Pour notre ingénieur, les revenus, qui dépendent exclusivement des prix du zinc et du plomb qui sont fluctuants et imprédictibles, viendront de la vente des concentrés de zinc et plomb qui n’interviendra que lorsque la mine rentrera en production fin 2023. Les estimations publiées sur le projet indiquent une période de retour sur investissement (même sous-estimé) de 4 ans et 4 mois. «C’est-à-dire que les investisseurs qui financeraient le projet en 2021-2023 commenceraient à récupérer leurs capitaux à partir 2028. Il semble donc que le plan d’affaires établi pour cette mine n’est pas attirant pour des investisseurs avertis.

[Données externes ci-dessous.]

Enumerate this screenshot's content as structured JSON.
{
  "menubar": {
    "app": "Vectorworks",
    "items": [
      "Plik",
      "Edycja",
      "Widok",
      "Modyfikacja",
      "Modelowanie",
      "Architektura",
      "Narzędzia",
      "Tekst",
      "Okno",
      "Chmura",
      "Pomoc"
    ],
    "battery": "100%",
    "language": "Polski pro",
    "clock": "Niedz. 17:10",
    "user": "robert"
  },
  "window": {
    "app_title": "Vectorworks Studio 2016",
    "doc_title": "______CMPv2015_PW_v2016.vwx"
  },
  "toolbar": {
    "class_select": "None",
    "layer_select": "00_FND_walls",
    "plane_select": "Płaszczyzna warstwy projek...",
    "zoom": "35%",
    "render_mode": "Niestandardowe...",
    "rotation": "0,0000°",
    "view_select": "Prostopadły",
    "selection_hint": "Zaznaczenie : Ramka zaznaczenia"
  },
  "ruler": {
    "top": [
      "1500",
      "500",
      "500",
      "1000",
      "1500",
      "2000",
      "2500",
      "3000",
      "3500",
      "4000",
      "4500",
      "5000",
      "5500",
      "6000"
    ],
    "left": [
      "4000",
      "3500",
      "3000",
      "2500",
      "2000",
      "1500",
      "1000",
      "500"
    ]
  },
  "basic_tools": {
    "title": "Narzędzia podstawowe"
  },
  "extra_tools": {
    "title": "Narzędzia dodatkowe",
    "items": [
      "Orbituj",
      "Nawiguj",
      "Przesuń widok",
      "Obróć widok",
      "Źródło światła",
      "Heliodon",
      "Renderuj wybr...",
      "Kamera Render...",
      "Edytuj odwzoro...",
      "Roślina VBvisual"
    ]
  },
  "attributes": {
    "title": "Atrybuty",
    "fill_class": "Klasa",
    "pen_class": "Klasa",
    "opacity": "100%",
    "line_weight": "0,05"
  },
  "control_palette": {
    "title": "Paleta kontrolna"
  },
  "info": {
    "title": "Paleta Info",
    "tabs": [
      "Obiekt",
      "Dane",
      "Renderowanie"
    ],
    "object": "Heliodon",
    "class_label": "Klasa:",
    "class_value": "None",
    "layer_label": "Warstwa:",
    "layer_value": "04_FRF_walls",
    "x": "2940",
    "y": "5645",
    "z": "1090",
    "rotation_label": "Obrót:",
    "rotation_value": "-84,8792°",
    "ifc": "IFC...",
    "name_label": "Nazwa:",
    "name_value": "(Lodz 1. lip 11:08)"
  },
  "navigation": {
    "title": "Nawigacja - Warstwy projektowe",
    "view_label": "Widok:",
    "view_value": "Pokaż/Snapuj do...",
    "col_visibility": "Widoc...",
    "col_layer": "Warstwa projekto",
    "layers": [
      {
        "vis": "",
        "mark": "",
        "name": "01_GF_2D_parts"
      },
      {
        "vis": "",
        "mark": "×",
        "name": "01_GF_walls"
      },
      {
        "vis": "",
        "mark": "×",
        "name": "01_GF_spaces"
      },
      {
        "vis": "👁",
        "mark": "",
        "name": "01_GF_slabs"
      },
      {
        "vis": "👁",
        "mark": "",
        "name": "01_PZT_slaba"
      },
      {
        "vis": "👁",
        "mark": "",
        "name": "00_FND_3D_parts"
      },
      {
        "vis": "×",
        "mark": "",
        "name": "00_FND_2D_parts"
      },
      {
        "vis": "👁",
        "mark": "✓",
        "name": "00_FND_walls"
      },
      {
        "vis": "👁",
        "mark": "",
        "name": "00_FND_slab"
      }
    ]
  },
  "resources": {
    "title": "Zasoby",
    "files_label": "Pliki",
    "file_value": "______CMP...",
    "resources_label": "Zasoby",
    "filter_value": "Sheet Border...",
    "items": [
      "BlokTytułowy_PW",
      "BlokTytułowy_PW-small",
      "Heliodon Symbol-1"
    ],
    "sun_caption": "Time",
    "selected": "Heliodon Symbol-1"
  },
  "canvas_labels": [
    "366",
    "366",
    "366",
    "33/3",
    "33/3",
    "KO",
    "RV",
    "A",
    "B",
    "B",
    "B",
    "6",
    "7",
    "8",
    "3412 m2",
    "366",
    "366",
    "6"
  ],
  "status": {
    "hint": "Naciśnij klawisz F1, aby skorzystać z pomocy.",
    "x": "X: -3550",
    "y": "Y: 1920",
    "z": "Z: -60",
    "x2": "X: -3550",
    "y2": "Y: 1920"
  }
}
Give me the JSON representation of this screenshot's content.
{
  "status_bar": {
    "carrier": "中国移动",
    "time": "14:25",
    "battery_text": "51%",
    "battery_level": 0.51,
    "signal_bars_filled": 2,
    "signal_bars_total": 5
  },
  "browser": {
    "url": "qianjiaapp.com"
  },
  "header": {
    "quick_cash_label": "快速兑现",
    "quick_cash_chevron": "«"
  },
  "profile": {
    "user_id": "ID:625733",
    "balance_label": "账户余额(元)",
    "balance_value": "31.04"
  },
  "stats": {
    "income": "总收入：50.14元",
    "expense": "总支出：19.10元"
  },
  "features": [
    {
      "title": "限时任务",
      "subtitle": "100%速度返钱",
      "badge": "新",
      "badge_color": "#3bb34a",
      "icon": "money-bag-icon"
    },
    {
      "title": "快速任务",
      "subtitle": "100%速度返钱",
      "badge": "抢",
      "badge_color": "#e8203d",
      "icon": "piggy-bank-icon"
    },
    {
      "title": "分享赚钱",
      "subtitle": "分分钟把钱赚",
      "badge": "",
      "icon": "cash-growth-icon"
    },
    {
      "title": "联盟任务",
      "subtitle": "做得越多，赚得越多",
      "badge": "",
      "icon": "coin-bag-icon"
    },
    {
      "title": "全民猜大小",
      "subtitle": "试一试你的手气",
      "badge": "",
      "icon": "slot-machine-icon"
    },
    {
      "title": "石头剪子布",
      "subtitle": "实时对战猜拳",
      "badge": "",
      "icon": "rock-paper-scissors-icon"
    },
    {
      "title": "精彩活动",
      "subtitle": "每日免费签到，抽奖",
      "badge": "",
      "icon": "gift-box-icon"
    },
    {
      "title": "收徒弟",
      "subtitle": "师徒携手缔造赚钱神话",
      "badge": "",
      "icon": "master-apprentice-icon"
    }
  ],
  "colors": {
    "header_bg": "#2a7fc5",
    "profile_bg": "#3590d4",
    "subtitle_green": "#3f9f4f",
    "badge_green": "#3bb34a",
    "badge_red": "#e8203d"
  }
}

La question qui se pose dès lors est: qui financera ce projet?» dit-il encore.

Terramin est une petite société qui a connu beaucoup de difficultés et dont la valeur boursière en Australie est actuellement de quelques cents seulement (0,04 dollar). «Il est donc difficile voire impossible pour Terramin de satisfaire les critères nécessaires pour obtenir un prêt de plusieurs millions de dollars d’une banque australienne. De plus, le rapport sur l’étude d’optimisation du projet de la mine d’Amizour publié par Terramin pour les investisseurs australiens stipule clairement que: les investisseurs doivent savoir qu’il n’est pas une incertitude que Terramin pourrait lever le montant nécessaire pour financer le projet de la mine d’Amizour. Il semble alors que la seule possibilité pour le financement de ce projet est peut-être par la partie chinoise et cela pour des considérations stratégiquement purement géopolitiques».

En conclusion, notre ingénieur termine sur cette sentence sans appel: «Je ne vois aucun intérêt ni bénéfice que cette mine pourrait apporter à cette région. Au contraire, je ne perçois que des cauchemars avec ce projet! Pour moi, en tant que connaisseur dans ce domaine et ayant grandi dans la région, la question principale que je me pose est la suivante: doit-on accepter d’exploiter cette mine au risque de détruire cet environnement qui nous a fait vivre depuis des siècles, sachant que ce risque est comme la mort? C’est-à-dire que c’est irréversible. On ne peut pas se dire on va essayer et si ça ne marche pas on reprend du début!»